The idea has been adopted elsewhere. Pneumatic tubes, admittedly of considerably smaller bore, have been used for the transmission of postcards and small letters in Paris, Berlin, Vienna and Italy. The USA has also flirted with the system.

I am not aware of a single piece of the tube surviving from either the original Eversholt – Euston section, or the Euston-Holborn-St. Martin’s-le-Grand section above ground. Undoubtedly there must be surviving sections below ground, even if packed solid with earth, rubble or concrete. When works were carried out in the vicinity of Euston station in the 1960s, a section of tube was unearthed but there is no account of any having been recovered  It would appear that none of the machinery associated with any of the stations and operating of the tube can be identified as having survived either.

Building work at Euston in the 1960s unearthed a portion of the lost pneumatic tube. Image: Previously The Postal Museum: Portfolio collection

Considerable correspondence and some ephemera survive within the official contemporary files. By far the great majority of these can be viewed in the Archives maintained by BT and The Postal Museum (see Sources).

Possibly the most exciting and remarkable surviving elements of the Pneumatic Tube system are what was discovered in 1930. When the office of the Engineer-in-Chief was carrying out exploratory work, it uncovered a 60’ (18.3m) length of the original tube underground at Seymour Street, the tube then disappeared beneath Euston station. Within this, on 27 February 1930, they found four ‘trucks’ that were recovered and the tube filled in.
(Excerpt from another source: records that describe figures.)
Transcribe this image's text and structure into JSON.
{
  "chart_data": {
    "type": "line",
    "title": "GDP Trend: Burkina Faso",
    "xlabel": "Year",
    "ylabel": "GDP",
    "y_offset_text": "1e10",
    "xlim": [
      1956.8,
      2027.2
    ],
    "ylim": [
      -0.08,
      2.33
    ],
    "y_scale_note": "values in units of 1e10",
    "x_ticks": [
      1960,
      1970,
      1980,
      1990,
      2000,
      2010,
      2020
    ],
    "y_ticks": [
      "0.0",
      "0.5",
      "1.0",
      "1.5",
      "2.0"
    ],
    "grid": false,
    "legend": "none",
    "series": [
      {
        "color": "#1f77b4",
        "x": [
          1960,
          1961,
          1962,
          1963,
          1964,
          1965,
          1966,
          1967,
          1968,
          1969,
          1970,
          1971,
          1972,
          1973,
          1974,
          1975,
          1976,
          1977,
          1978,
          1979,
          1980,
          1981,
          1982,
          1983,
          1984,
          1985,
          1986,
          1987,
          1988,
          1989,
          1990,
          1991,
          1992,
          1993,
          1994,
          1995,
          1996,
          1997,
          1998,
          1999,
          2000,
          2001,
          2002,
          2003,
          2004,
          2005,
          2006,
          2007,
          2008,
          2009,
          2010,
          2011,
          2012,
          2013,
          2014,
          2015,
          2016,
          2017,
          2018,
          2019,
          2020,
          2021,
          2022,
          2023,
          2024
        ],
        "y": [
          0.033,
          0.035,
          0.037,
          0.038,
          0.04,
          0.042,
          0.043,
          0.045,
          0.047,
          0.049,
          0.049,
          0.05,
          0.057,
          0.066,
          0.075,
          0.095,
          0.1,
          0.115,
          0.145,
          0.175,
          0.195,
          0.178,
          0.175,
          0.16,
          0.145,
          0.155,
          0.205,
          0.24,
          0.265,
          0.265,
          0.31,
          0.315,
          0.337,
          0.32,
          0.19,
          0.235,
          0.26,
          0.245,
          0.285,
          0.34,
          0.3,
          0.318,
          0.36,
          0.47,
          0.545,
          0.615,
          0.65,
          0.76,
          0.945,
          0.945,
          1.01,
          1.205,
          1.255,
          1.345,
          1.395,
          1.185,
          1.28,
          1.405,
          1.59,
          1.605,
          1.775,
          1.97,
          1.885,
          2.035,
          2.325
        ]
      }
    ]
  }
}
“Looking like relics of a former civilisation, four rusty trucks, clinging to rusty rails, were brought to light yesterday by workmen filling a disused underground tube in Seymour Street, near Euston”
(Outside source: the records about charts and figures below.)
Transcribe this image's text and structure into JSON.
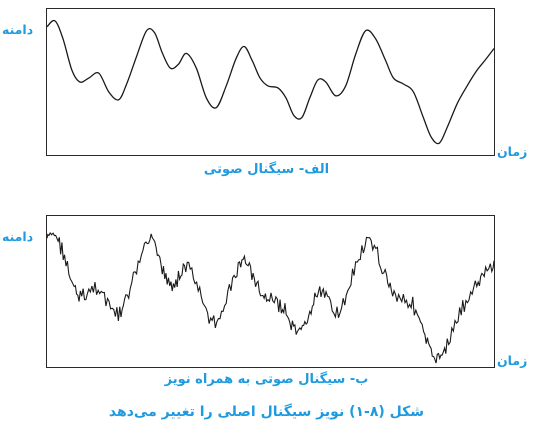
{
  "panels": [
    {
      "y_label": "دامنه",
      "x_label": "زمان",
      "caption": "الف- سیگنال صوتی",
      "noisy": false
    },
    {
      "y_label": "دامنه",
      "x_label": "زمان",
      "caption": "ب- سیگنال صوتی به همراه نویز",
      "noisy": true
    }
  ],
  "figure_caption": "شکل (۸-۱) نویز سیگنال اصلی را تغییر می‌دهد",
  "colors": {
    "label": "#1e9be0",
    "line": "#1a1a1a"
  }
}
Daily Mirror, 1 March 1930

 

On 28 February 1930, the Daily Mirror reported on the recovery of ‘an old mail-bag truck’

One of these was sent to the Post Office Record Room where it was stored sub-ground at King Edward Building. The second went on loan to the Tottenham Council Museum (postal section). The third was loaned to Hull Transport Museum and the fourth was sent to the Post Office London Engineering Department in Denman Street, this fourth item was recorded as having a ‘portion missing’.

In 1930 the Daily Mirror carried a report on the discovery of a ‘long-forgotten experimental pneumatic tube’ during excavation work near Euston Station.

The intervening years have seen the first and third of these disappear, their fate or whereabouts unknown. The second and fourth are held by The Postal Museum who arranged for conservation treatment on the intact railcar to be carried out, its long term survival is now assured. The other is in two halves, damage that appears to have been caused when it was cut out of the tube on rediscovery in 1930. Preserved in its current state and awaiting conservation treatment, the two halves of this item display some of the original fittings, such as (now charred) wooden blocks mounted at one end. Undoubtedly these caught alight when the tube was cut open to extract the rail carriages in 1930. Remarkably, there also are some remnants of the sealing india-rubber flange remaining on the top edge. The two railcars are rare survivors that bear silent witness to a lost, mostly unloved and very particular failure in postal communication.

The only known surviving intact Pneumatic Railcar, now on display in The Postal Museum. This was used in the original, smaller gauge railway and was used to convey mails from 20 Feb 1863

The only survivors from the Pneumatic Railway photographed in The Postal Museum’s large object store prior to the complete example going on display. The one closest is in two halves. Both were in service until October 1866. They are beside an example from their electrified younger cousin, the Post Office (London) Railway.

The railcar in two parts is currently located in our off-site large object store and can be seen on any of the scheduled public tours of that location, however visitors to The Postal Museum’s Mail Rail depot can see the remarkable intact pneumatic car on display there, alongside the much larger examples from the Mail Rail network that followed after this interesting, though ultimately doomed, Victorian experiment in pneumatic transport of mail below the streets of London.